2014年以来のチャンピオンを獲得するため、チームは一丸となって最終戦もてぎに挑む。
■関係者コメント
雨だと厳しいという予想だったので、スタート前のスコールはどうなるのかと思いましたが、なんとかドライバーが頑張ってくれてポジションを上げてくれました。ウェットタイヤが最後はスリックタイヤになってましたから。片岡選手はよく耐えてくれました。後半も谷口選手が数台パスしてくれて、最後は追い詰める直前までいきましたね。優勝していればチャンピオンシップもラクだったんでしょうけど、それでも有利な状態で最終戦に臨めるのは準備にも気合いが入るし、なにより気分がいいですね!
まずは波乱のタイが無事に終わってよかったです。天気も味方してくれてなかったし、流れが良かったわけでもないけど、ドライバーがとにかく頑張ってくれて、谷口選手のウェットタイヤでの予選4位もスゴかったし、難しいスタートになった決勝でも片岡選手がポジションを上げてくれて。

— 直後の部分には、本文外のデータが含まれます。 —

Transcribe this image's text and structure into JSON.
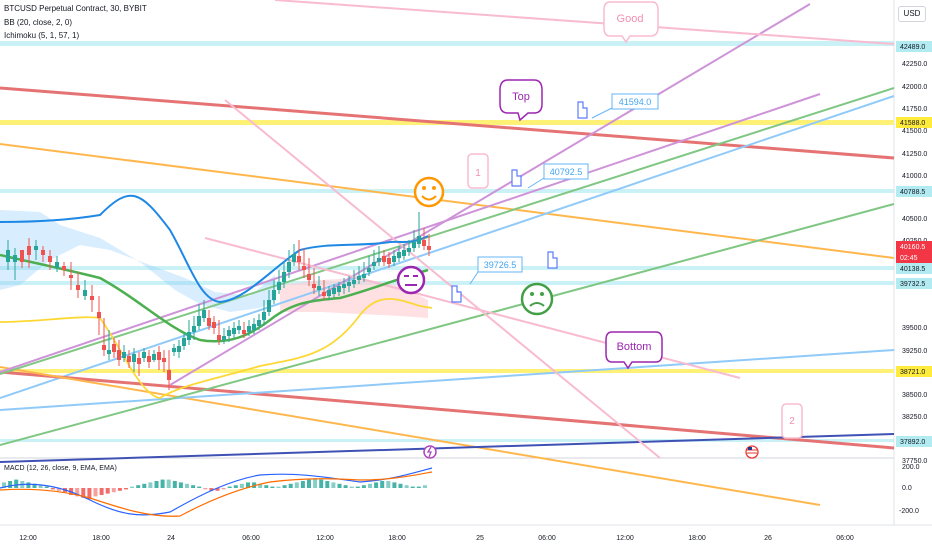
{
  "header": {
    "symbol_line": "BTCUSD Perpetual Contract, 30, BYBIT",
    "bb_line": "BB (20, close, 2, 0)",
    "ichimoku_line": "Ichimoku (5, 1, 57, 1)",
    "currency_button": "USD"
  },
  "price_axis": {
    "ticks": [
      "42250.0",
      "42000.0",
      "41750.0",
      "41500.0",
      "41250.0",
      "41000.0",
      "40500.0",
      "40250.0",
      "39500.0",
      "39250.0",
      "39000.0",
      "38500.0",
      "38250.0",
      "38000.0",
      "37750.0"
    ],
    "tags": [
      {
        "value": "42489.0",
        "style": "cyan"
      },
      {
        "value": "41588.0",
        "style": "yellow"
      },
      {
        "value": "40788.5",
        "style": "cyan"
      },
      {
        "value": "40160.5",
        "style": "red"
      },
      {
        "value": "02:45",
        "style": "red"
      },
      {
        "value": "40138.5",
        "style": "cyan"
      },
      {
        "value": "39732.5",
        "style": "cyan"
      },
      {
        "value": "38721.0",
        "style": "yellow"
      },
      {
        "value": "37892.0",
        "style": "cyan"
      }
    ]
  },
  "time_axis": {
    "labels": [
      "12:00",
      "18:00",
      "24",
      "06:00",
      "12:00",
      "18:00",
      "25",
      "06:00",
      "12:00",
      "18:00",
      "26",
      "06:00"
    ]
  },
  "annotations": {
    "good": "Good",
    "top": "Top",
    "bottom": "Bottom",
    "label_1": "1",
    "label_2": "2",
    "price_41594": "41594.0",
    "price_40792": "40792.5",
    "price_39726": "39726.5"
  },
  "macd": {
    "title": "MACD (12, 26, close, 9, EMA, EMA)",
    "ticks": [
      "200.0",
      "0.0",
      "-200.0"
    ]
  },
  "colors": {
    "up_candle": "#26a69a",
    "down_candle": "#ef5350",
    "bb_line": "#2196f3",
    "kijun": "#4caf50",
    "span": "#ffeb3b",
    "cloud": "#90caf9",
    "price_tag": "#f23645"
  }
}
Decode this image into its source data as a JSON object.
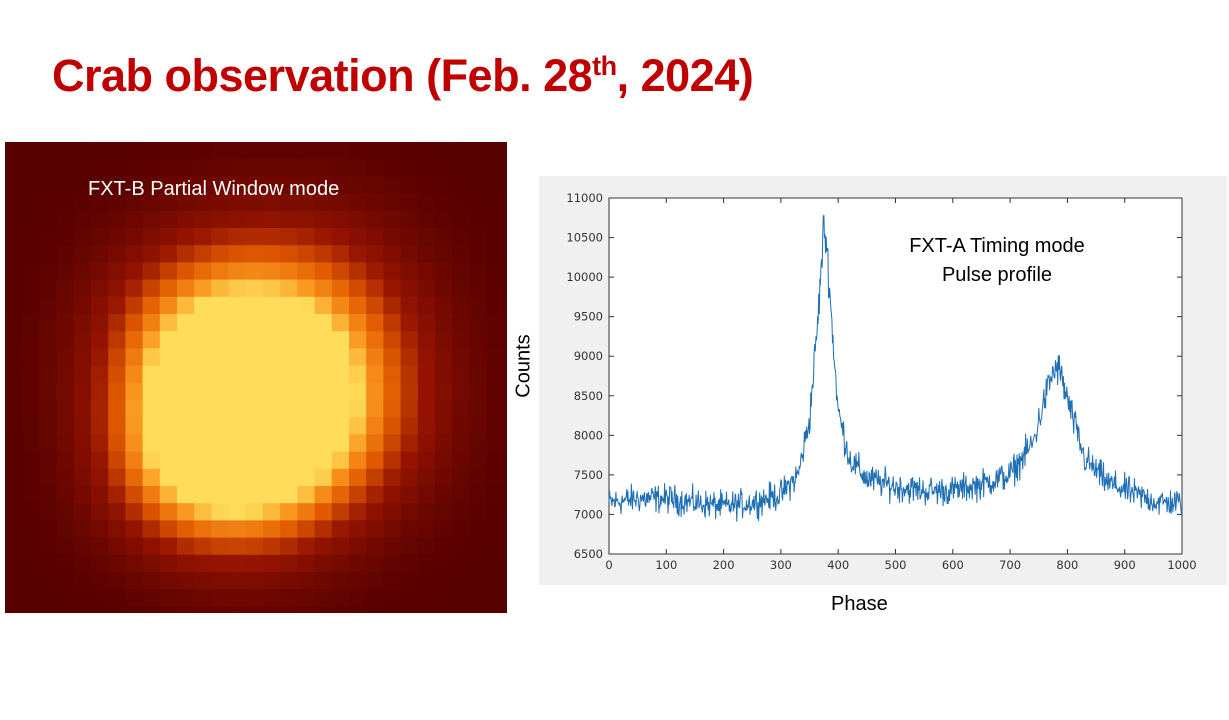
{
  "slide": {
    "title_main": "Crab observation (Feb. 28",
    "title_sup": "th",
    "title_end": ", 2024)"
  },
  "image_panel": {
    "label": "FXT-B Partial Window mode",
    "colormap": "hot",
    "colors": {
      "background": "#560000",
      "peak": "#ffdc5a"
    }
  },
  "chart_data": {
    "type": "line",
    "title": "",
    "annotation": [
      "FXT-A Timing mode",
      "Pulse profile"
    ],
    "xlabel": "Phase",
    "ylabel": "Counts",
    "xlim": [
      0,
      1000
    ],
    "ylim": [
      6500,
      11000
    ],
    "x_ticks": [
      "0",
      "100",
      "200",
      "300",
      "400",
      "500",
      "600",
      "700",
      "800",
      "900",
      "1000"
    ],
    "y_ticks": [
      "6500",
      "7000",
      "7500",
      "8000",
      "8500",
      "9000",
      "9500",
      "10000",
      "10500",
      "11000"
    ],
    "series": [
      {
        "name": "pulse profile",
        "color": "#1f6fb5",
        "x": [
          0,
          50,
          100,
          150,
          200,
          250,
          300,
          330,
          350,
          365,
          375,
          380,
          390,
          400,
          420,
          450,
          500,
          550,
          600,
          650,
          700,
          740,
          760,
          775,
          785,
          800,
          830,
          870,
          920,
          960,
          1000
        ],
        "y": [
          7150,
          7200,
          7200,
          7150,
          7100,
          7150,
          7250,
          7500,
          8200,
          9500,
          10650,
          10400,
          9300,
          8300,
          7700,
          7450,
          7350,
          7300,
          7300,
          7380,
          7500,
          7900,
          8450,
          8800,
          8850,
          8450,
          7700,
          7400,
          7250,
          7150,
          7150
        ]
      }
    ]
  }
}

ピットインのタイミング次第では51号車の前に行けたかもしれないけど、こちらも燃費の問題とかあったしね。ただ、GT500や周回遅れのクルマと絡んでしまって大幅にタイムを落としてしまったのはもったいなかった。それでも9ポイントのマージンを持ってランキングトップに立ったのは大きいですね。もちろん、油断はできないですけど。

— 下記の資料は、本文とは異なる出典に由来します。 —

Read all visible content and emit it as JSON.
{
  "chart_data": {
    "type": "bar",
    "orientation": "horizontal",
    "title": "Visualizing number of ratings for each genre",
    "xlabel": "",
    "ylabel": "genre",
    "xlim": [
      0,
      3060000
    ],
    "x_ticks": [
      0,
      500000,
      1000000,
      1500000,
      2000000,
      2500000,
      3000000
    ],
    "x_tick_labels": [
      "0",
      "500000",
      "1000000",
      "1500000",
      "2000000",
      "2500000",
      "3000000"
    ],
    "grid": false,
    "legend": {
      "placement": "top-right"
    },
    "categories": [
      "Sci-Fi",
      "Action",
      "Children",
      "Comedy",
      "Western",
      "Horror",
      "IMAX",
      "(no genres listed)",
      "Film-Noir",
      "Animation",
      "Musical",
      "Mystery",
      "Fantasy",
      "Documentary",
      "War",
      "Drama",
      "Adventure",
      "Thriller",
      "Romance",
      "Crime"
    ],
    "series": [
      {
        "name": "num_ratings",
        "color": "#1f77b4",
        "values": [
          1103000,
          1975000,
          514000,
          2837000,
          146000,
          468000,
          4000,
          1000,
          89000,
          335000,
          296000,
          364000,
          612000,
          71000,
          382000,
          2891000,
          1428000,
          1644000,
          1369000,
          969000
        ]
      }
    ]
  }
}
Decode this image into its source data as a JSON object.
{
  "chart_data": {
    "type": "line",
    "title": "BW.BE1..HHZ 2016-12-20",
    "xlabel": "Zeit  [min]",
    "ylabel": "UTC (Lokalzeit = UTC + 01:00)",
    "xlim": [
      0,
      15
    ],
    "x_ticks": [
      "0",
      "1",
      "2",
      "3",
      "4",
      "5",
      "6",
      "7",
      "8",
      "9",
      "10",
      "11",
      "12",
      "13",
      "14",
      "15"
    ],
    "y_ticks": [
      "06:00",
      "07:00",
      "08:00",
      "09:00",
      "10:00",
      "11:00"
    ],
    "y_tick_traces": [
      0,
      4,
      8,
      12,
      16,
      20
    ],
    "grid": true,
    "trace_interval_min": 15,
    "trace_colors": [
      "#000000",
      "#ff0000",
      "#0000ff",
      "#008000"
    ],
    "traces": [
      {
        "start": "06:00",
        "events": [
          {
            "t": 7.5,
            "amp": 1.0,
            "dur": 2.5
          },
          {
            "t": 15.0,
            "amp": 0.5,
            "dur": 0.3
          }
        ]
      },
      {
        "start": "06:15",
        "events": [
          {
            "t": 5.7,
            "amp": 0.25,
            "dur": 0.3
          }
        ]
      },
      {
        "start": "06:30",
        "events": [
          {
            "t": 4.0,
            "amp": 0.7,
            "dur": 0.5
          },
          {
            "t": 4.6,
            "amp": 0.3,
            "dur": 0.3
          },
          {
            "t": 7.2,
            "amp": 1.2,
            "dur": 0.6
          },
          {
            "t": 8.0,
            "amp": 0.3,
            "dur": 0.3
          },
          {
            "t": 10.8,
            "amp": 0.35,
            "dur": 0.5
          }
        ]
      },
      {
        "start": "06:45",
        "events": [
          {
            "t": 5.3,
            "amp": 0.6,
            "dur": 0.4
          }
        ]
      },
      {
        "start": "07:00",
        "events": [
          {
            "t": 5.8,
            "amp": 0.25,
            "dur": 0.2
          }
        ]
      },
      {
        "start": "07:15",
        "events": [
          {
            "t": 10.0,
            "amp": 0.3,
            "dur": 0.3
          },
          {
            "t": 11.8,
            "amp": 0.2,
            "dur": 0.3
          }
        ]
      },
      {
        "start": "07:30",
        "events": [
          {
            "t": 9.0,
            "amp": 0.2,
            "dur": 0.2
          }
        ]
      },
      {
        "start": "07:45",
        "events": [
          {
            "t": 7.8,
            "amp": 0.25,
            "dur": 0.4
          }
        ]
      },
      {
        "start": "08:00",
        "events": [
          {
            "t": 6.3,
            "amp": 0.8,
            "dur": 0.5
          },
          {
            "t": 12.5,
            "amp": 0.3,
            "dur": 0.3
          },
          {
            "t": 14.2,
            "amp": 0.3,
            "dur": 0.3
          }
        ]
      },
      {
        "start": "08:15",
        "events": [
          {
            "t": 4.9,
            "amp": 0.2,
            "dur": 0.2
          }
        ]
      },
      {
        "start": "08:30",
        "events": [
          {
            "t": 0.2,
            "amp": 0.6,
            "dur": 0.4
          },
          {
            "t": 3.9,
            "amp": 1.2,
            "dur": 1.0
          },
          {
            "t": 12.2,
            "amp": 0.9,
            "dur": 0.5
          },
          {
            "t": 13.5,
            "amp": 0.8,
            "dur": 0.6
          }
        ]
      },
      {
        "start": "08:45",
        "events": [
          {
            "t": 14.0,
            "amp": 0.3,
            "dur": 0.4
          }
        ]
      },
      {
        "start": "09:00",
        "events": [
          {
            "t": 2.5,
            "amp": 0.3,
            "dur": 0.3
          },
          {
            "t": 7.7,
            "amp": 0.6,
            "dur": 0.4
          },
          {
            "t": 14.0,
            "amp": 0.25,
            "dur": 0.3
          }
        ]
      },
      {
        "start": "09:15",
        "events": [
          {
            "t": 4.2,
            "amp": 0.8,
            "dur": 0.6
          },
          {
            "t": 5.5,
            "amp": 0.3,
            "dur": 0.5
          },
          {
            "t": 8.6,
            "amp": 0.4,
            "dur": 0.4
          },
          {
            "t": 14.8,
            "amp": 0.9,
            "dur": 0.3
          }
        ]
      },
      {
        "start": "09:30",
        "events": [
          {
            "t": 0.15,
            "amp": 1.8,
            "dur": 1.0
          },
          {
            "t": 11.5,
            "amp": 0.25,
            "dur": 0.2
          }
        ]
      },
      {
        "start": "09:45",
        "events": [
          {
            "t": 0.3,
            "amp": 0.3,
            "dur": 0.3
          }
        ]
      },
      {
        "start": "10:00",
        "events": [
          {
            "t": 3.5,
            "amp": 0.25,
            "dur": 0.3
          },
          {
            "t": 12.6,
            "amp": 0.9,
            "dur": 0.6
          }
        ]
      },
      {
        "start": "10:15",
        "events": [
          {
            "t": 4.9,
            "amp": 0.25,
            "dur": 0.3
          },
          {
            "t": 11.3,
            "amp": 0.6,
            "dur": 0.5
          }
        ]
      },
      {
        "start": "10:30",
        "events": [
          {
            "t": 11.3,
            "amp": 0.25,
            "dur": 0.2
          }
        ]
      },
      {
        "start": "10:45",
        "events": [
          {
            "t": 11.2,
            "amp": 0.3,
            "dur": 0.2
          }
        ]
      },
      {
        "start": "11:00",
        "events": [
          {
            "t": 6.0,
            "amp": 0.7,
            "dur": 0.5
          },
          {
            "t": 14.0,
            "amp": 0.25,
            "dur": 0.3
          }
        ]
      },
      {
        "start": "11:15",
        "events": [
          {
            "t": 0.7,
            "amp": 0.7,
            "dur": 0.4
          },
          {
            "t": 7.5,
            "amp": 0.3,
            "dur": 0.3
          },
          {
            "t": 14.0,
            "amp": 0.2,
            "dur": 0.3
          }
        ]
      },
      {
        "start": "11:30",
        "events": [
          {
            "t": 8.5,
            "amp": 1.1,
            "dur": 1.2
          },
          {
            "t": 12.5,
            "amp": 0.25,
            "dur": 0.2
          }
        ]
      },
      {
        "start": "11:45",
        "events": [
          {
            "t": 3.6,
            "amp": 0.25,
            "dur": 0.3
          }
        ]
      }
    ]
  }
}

今回はYOKOHAMAさんが用意してくれたタイヤがバッチリ決まって、ウェットもドライもいいタイムで走れました。決勝はあとちょっとで優勝だったから欲が出ちゃうけど、2位でも最高に嬉しいです! ライバルである25号車(VivaC 86 MC)と65号車がノーポイントだったのも大きい……と思ったら51号車が最大のライバルになったり、最後まで読めないシーズンです。まだまだ油断はできないけど、最終戦もてぎに貯金がある状態で行けるのは良かったですね。
レース直前のスコールにはちょっと驚きましたけど、結果としてはYOKOHAMAさんのウェットタイヤも谷口選手のスティントのスリックタイヤも、今回はタイヤのパフォーマンスが今日のコンディションにはマッチしていて、非常に良いレースができました。4位から出発して2位、そしてポイントランキングも1位を取り戻して最終戦に挑めるなんて、最高の週末です。